September 29, 2010
Red lipstick
September 27, 2010
Haley Barbour: GOP Kingmaker or Candidate?
I hope you take a moment to read this interesting article about Mississippi’s (my) governor, Haley Barbour. It was in Time Magazine last week and highlighted some of the Governor’s qualities and mused at his potential run for President in 2012. I have met Governor Barbour several times and needless to say, I’m a huge fan. He is very down to earth and easy to have a conversation with. Recently, he spoke at a reception in DC at the Newseum to honor the 5th anniversary of Hurricane Katrina. He teared up just talking about the coast and the devastation that he saw. We are still dealing with aftermath of Katrina, but if not for Governor Barbour, we would be much more behind.
So will he run?
“In the brazen Tea Party era, Barbour can seem a bit old-fashioned. Some of his own associates say he lacks flesh-and-blood passion in his public performances. Unlike Reagan, Barbour only infrequently mentions real people to make his points. His speeches are spiked with quick humor and biting rhetoric, but he rarely inspires emotion or fervor. And though he hails from the buckle of the Bible Belt, he is an unabashed big-tent, Big Business Republican who has never drunk very deeply from the social-values trough. Democrats from Donna Brazile to David Axelrod consider him cooperative and, in some cases, a friend. And Barbour would return the compliment. Several decades in Washington taught him never to make an enemy he doesn't need.

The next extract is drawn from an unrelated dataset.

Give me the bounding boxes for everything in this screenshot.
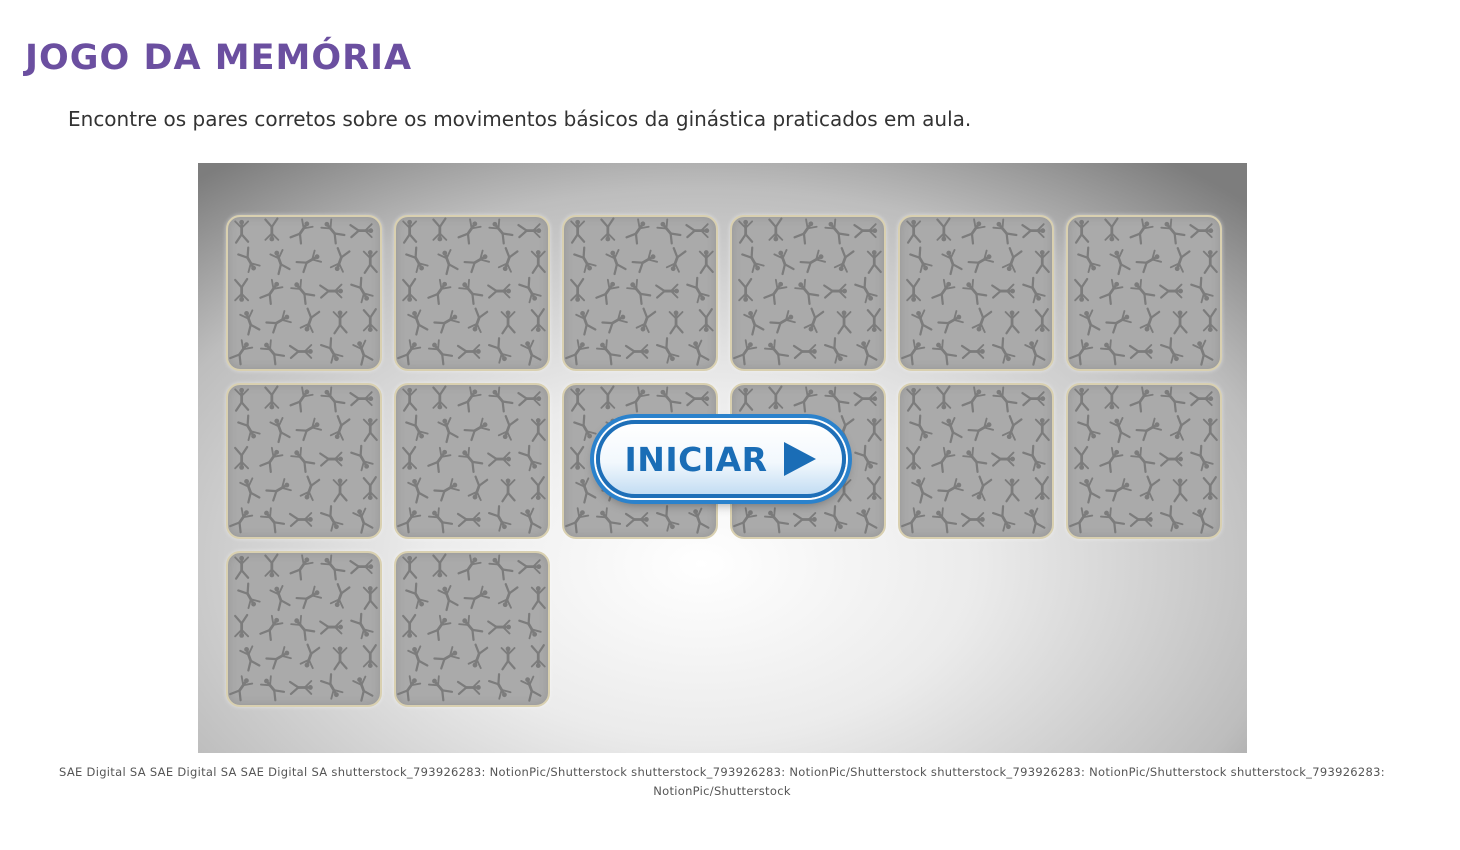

Barbour's status as an elder statesman from something of a bygone era in a restive party adds to doubts about whether he will run. More than that, he has commented to friends that as he ages, his family is a priority, and Marsha, his wife of some 40 years (they have two sons and four grandchildren), has never been particularly enthusiastic about the high-flying lifestyle her husband has led in politics. He is visibly overweight and shuffles as much as he walks. (He once owned a piece of one of Washington's more artery-clogging steak houses.)
As said by the Gov himself: "If I run for President, what you see is what you get. And I am from Mississippi. I do have a Southern accent," he said. "I was a lobbyist — and a pretty damned good one... The next President of the United States, on Jan. 21, 2013, is going to start lobbying. He's going to be lobbying Congress. He's going to be lobbying other countries. He's going to be lobbying the business community. He's going to be lobbying the labor unions and the governors, because that's what Presidents do, and I feel like it's an advantage for me to have the chance to do that."
And then he added, "As far as Southern accent and Mississippi, the country may be looking for the anti-Obama in 2012. Don't know. Could be."